Ein kleiner Hintergrund hierzu: Immer wenn ich diesen Punkt mit Kunden bespreche, bekomme ich (wie auch bei Gesprächen über Microsoft-Lizenzierung 😉 ) oftmals zu hören „das kann doch gar nicht sein“, „das müssen die doch ändern“ oder „das können die sich doch gar nicht erlauben“.
Doch, dass können die! Und warum? Ganz einfach: Weil keiner der großen Anbieter für Android-Telefone sein Geld mit Android verdient! Es sind Hardware-Anbieter und die verdienen ihr Geld damit Hardware (also das Telefon selbst) zu verkaufen! Aus deren Sicht ist das „Geschäft“ gegessen, wenn das Telefon über den Tresen gegangen ist…
Das ist bei Apple und (perspektivisch) Microsoft vollkommen anders: In diesen Fällen haben wir es mit Anbietern zu tun, die zwar Hardware verkaufen, sich aber in den letzten Jahren immer mehr zu „Service-Providern“ entwickelt haben. Apple verdient massig Geld mit iTunes und dem AppStore, Microsoft mit XBox und dem Windows-Store (naja, perspektivisch). Beide haben ein gewaltiges Interesse daran, dass alle verkauften Geräte lange aktuell, sicher und funktional sind, um eben möglichst lange die hoch-lukrativen, bereitgestellten Dienste (Medien, Spiele, Apps, etc. ) nutzen zu können.
Das ist ein vollkommen anderes Modell als beispielsweise bei Samsung oder HTC… interessant würde es werden, wenn Google mit eigenen Geräten in dieses Spiel einsteigen würde…
Insofern sollten immer auch die „weit entfernten“ Geschäftsmodelle der Hersteller in diese Überlegungen einbezogen werden – auch zum Beispiel in Hinblick auf den großen Trend „Cloud“, da sich dieser in Wirklichkeit nicht von „Mobility“ trennen lässt – und umgekehrt.
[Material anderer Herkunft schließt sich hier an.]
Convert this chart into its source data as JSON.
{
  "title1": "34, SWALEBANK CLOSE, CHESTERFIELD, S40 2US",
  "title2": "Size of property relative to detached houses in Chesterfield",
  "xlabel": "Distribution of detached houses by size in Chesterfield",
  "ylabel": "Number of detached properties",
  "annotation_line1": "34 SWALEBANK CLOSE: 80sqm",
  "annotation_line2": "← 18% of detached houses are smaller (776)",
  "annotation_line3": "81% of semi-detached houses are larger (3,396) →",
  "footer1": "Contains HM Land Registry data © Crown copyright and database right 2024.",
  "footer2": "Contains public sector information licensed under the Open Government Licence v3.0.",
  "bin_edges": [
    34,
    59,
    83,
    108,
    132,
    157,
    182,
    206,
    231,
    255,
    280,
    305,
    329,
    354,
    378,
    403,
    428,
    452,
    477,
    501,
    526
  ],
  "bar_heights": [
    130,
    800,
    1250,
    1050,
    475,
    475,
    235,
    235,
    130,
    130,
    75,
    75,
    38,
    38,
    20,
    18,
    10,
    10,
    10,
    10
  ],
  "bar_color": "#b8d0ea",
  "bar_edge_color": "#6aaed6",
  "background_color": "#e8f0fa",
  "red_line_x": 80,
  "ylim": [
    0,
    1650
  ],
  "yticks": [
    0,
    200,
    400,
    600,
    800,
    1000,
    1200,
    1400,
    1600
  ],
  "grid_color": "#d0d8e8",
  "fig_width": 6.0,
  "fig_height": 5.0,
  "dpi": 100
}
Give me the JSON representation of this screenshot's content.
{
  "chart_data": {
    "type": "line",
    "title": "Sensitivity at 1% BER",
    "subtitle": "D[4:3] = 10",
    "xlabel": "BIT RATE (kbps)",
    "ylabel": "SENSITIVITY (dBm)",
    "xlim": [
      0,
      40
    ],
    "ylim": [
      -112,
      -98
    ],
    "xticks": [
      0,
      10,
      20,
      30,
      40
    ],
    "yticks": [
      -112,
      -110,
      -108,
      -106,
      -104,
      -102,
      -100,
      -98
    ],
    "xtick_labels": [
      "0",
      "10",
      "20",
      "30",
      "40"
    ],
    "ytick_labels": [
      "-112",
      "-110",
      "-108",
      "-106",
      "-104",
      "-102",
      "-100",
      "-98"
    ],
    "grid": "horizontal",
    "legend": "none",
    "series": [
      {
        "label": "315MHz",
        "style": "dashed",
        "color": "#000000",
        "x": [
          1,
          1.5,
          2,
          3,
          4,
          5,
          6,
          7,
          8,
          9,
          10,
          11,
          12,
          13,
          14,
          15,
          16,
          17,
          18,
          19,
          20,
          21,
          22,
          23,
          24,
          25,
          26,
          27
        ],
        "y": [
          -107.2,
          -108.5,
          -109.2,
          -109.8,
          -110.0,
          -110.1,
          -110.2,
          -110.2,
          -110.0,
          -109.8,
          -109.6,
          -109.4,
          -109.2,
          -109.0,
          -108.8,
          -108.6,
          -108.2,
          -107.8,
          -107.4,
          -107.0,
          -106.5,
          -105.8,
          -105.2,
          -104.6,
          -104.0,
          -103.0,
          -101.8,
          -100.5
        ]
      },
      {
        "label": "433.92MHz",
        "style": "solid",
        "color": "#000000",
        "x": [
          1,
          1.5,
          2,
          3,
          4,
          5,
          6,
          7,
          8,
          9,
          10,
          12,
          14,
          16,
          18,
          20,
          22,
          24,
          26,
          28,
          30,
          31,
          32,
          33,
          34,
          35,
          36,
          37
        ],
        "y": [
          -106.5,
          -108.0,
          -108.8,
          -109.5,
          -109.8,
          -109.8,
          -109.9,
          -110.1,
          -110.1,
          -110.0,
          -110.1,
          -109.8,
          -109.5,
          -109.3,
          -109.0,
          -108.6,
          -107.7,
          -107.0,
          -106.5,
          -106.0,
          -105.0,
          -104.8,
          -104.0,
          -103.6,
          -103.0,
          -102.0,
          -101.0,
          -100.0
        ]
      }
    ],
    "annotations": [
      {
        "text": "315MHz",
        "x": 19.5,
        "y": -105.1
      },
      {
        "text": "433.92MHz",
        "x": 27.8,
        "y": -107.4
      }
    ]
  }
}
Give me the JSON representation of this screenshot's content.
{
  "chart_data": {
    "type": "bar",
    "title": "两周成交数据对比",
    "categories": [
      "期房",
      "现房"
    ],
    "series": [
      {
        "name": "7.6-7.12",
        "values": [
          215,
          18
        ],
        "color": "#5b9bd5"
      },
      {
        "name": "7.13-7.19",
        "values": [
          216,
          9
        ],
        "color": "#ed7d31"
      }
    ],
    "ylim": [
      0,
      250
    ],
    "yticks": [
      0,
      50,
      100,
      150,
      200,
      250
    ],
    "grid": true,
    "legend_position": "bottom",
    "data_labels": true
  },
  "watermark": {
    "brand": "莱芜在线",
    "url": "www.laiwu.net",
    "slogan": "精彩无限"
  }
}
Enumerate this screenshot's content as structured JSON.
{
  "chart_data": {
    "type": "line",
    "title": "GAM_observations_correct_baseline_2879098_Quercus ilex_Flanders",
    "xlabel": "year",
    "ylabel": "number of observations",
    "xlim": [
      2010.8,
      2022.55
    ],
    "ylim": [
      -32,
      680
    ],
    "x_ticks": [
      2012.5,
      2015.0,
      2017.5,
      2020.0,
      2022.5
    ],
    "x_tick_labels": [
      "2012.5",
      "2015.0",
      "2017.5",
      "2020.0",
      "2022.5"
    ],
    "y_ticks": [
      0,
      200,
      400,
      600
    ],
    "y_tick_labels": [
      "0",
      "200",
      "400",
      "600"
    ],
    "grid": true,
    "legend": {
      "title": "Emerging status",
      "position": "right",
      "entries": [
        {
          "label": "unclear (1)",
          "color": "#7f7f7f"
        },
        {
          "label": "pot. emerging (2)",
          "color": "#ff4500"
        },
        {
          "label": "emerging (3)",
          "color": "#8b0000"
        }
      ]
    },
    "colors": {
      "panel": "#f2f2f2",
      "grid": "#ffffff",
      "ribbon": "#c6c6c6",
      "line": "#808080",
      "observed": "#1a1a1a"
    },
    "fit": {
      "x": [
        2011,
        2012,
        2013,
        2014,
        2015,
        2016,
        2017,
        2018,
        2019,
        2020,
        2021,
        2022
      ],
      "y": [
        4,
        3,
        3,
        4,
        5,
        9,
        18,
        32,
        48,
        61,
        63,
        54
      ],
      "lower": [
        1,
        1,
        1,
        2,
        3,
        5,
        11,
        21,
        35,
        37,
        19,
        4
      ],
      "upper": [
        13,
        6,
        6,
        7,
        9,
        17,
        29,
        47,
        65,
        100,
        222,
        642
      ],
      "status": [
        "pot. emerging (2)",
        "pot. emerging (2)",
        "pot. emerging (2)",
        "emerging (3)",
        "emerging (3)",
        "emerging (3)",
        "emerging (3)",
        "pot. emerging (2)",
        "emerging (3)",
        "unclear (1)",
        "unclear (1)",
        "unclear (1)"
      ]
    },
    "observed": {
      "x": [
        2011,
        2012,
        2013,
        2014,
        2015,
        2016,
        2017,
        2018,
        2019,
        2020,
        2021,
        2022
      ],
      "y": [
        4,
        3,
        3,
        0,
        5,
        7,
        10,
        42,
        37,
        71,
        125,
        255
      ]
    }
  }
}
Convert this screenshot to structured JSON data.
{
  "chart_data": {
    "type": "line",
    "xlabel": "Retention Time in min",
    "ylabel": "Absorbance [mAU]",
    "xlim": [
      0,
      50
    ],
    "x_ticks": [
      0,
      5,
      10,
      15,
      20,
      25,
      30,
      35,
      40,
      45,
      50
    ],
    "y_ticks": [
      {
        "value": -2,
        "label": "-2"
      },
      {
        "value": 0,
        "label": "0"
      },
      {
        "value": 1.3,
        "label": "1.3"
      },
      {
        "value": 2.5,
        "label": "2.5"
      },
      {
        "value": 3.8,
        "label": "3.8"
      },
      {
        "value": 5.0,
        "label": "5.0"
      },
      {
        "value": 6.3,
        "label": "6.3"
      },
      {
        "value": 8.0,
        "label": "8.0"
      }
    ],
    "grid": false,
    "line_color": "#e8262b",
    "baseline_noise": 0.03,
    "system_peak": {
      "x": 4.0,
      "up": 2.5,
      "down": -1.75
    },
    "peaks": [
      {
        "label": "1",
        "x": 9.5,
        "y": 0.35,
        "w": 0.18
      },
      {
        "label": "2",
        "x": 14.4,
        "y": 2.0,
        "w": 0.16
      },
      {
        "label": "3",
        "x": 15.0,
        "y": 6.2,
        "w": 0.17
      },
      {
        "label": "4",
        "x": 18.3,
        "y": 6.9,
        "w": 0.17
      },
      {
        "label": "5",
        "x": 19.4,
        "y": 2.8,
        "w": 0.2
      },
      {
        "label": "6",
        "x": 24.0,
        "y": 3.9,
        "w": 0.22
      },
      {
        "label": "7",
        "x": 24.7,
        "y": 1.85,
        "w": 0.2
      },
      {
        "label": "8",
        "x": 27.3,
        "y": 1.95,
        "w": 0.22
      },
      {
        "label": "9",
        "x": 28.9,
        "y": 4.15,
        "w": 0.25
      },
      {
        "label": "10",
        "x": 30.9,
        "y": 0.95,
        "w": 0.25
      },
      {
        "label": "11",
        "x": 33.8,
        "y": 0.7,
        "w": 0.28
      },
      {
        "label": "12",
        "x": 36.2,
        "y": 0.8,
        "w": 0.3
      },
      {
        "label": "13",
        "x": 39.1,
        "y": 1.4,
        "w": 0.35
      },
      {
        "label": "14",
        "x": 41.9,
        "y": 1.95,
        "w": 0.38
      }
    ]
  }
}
Man merkt: EMM ist ein hochkomplexes Thema!
Was der Benutzer möchte
…nur nicht aus Sicht des Benutzers: Der möchte einfach, „dass es geht“ und zwar genauso, wie er es sich vorstellt bzw. das Marketing der Hersteller es ihm suggeriert.
Insofern sieht man hier schon einen potentiell großen Konflikt: Das Unternehmen braucht Standards, Sicherheit und einen Plan – der Benutzer möchte die Möglichkeit, sich jederzeit über alles hinwegsetzen zu können.
In einer heilen Welt darf es für den Benutzer keinen Unterschied machen, ob er mit seinem Privatgerät in einem Unternehmenskontext arbeitet oder mit einem Unternehmensgerät mal eben seinen Facebook-Status aktualisiert. Aus seiner Sicht muss dies alles möglich sein und scheint auch nicht so schwierig – da er sich zu Recht nicht mit den Details auseinander setzt – das ist nun mal die Aufgabe der IT.
Fazit
Ich persönlich bin ein großer Fanboy vieler dieser Konzepte, halte sie aber ehrlicher Weise Stand heute noch nicht für lückenlos umsetzbar. Zum einen sind viele Technologien im Detail noch nicht so „rund“ wie sie auf den ersten Blick scheinen, zum anderen sind – insbesondere in Deutschland – viele rechtliche und regulative Hürden zu überwinden, die die Unternehmen nach wie vor in Richtung der Old-School-Unternehmensgeräte drängen.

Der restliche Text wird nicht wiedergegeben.